Nesse inferno, aposto que existem três damas de companhia que me vão apaziguar as dores de costas com chagas ainda mais duras.
Aposto que, nesse inferno, me vão alimentar com mentiras iguais às tuas. E em dias de festa até me vão dar mesmo as tuas, como presente.
Como dói (oh, se dói) a espera a que me obrigas.
E eu nem sei porque espero.
Mas deixo-me ficar.
O que não me faz querer arrancar os olhos com as minhas próprias mãos
São a minha fé e paciência imensas,
Mas quando elas me faltam é como se me tirassem a alma
Ou simplesmente a consciência de que a tenho
Foge, porque se eu tivesse pernas também o fazia.
Foge, antes que eles te alimentem com as minhas mentiras.
(As minhas são as mais venenosas, e corroem qualquer corpo.)
Foge, porque o Deus do céu tem um sentido de humor enorme.
Ele ri-se e ri-se de mim.
Como se a minha falta de sorte fosse uma anedota celeste.
E talvez seja, mas não me alegra a mim
Porque ela comicha-me o ser e sufoca-me.
Tenho dores nas pernas que não tenho.
E elas sangram de uma hemorragia interna antiga.
Tão antiga.
Foge de mim!
Porque eu sou a anedota preferida de Deus.

- Mas eu amo-te
Amo-te apesar das doenças que trazes agarradas ás letras do teu nome.
Amo-te porque tu aqueces-me com o teu frio
Amo-te simplesmente porque tu não desapareces e tentas, tentas mesmo, fazer-me sentir bem com o que o filho da puta me deu.
Eu amo-te com todas as minhas forças,
Mas as minhas são pequeninas e apagam-se só com palavras
Por isso desculpa-me se te fujo,
Fujo com a pressa de um caracol filho de uma hiena.

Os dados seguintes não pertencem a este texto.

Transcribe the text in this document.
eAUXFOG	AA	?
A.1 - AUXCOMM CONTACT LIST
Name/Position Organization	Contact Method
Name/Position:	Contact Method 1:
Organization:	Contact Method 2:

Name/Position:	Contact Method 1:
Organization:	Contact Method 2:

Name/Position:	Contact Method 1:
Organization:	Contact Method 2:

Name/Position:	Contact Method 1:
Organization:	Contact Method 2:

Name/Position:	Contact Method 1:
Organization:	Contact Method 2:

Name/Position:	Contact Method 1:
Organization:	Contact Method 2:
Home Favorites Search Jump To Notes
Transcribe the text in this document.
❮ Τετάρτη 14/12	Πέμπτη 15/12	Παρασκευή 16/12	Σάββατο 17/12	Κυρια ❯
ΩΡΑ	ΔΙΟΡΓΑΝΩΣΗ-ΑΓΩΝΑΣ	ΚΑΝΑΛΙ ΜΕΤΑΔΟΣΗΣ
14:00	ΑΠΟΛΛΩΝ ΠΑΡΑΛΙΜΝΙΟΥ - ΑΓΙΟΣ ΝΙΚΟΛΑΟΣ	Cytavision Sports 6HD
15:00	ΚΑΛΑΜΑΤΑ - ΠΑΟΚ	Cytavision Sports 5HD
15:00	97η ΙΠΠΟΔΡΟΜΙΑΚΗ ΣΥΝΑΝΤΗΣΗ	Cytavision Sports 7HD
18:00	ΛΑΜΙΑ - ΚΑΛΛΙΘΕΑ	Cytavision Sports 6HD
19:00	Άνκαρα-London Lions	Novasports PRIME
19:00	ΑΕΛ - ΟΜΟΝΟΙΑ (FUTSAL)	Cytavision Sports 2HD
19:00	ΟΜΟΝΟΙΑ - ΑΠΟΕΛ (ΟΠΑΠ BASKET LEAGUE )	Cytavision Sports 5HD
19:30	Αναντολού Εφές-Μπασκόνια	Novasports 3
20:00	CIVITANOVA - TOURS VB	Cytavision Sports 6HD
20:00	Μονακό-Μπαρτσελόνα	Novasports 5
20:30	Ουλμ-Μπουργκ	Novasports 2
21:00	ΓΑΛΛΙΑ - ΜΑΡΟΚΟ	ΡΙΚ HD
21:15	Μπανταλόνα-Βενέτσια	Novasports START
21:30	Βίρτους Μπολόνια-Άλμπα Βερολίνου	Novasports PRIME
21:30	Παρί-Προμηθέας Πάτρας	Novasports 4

sábado, 24 de novembro de 2007


As saudades encravam-se no céu-da-boca
Mas estas atravessam-me como gelo em dias já frios
E marcam-se em mim como sinais de nascença
Se eu te pedir uma coisa estúpida,
Estúpida como deixares crescer o teu cabelo
Não me olhas da mesma forma que olhaste ali dentro?
Porque as saudades atravessam-me e atropelam-me
Mas não do teu eu hoje, mas de quando tinhas o cabelo mais comprido
é um desejo estúpido este de não te querer deixar ir, fugir, ou seja lá o que estás a fazer?
As saudades atropelam-me e tiram-me a força de sítios onde ela nem sequer existe.
Fica até eu adormecer para me apagares os pesadelos com os teus poderes.
O teu nome é-me oxigénio.
Fica até ao fim.
Porque as saudades atropelam-me como gelo em dias nascidos já frios.
As palavras ás vezes são mais do que isso,
São verdades,
São memórias,
São eco.
Se tiveres medo da falta delas, lembra-te disto.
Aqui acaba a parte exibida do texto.